As I indicated, that’s not a problem. We don’t assign meaning to positions, but we can use positions. As we do every time an Address Block TLV has an index or two indices.

So considering

A-----B
|    /|
|   / |
|  /  |
| /   |
|/    |
C-----D

Let’s assume the addresses are in order A, B, C, D. (If they change, we change TLV values. Which we potentially have to do any time the order changes anyway.)

I’m going to assume LSB = bit zero indexing because it’s easier to follow. 5444 actually uses MSB = bit zero, to fit network byte order. If we ever get that far we can have a Lilliputian argument.

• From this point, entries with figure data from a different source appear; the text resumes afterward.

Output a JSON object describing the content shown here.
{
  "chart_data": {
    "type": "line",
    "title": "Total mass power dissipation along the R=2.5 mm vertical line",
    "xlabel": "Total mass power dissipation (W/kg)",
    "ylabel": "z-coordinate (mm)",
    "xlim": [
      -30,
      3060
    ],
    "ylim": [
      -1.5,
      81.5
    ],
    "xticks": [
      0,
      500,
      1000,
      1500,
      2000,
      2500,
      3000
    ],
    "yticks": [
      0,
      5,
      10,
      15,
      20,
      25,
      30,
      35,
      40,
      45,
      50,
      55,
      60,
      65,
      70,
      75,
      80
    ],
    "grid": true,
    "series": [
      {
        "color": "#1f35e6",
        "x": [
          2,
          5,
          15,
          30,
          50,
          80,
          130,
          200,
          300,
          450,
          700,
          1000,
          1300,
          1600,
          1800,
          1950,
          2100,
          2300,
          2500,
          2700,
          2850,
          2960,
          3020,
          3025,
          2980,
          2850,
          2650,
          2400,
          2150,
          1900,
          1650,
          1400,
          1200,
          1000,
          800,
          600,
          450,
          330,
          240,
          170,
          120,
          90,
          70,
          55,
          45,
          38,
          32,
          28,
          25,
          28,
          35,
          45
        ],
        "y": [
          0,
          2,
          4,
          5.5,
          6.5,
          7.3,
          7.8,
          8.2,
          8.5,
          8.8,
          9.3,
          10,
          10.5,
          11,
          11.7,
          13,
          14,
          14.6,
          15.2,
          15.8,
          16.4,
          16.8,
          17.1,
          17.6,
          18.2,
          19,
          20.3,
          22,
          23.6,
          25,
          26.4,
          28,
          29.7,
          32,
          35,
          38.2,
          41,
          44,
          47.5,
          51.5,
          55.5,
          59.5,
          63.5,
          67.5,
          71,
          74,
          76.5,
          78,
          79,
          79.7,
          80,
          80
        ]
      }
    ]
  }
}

So with bidirectional links, we simply have a TLV that sets the single-length to 1 (i.e. length to 4) and has values 6, 13, 11, 6. Even better we can do directionality. Let’s assume A to B but not B to A, the rest remaining bidirectional, and let’s assign bits by source (another case where there are two options, and we’d pick what we think is the better one). Now the values are 6, 12, 11, 6.

> My example was meant to be a simple illustration what we are working on contains possibly many more addresses and many more associations.

Even bigger win for the bit vector. The single value size goes up by one for each 8 nodes. But otherwise we need one TLV, not one TLV per connection. You’d have to have a very big, very sparse network to even challenge the bit vector. And then we can use another trick, to partition the network up and use more than one bit vector TLV. We should of course use the bit vector positions within the span of the TLV, so if we have a TLV covering, say, indices 3 to 6, bit 0 (whether LSB or MSB) is address 3, bit 1 is address 4 etc.

Incidentally, wanting to carry a topology isn’t a use case, it’s a consequence of a use case.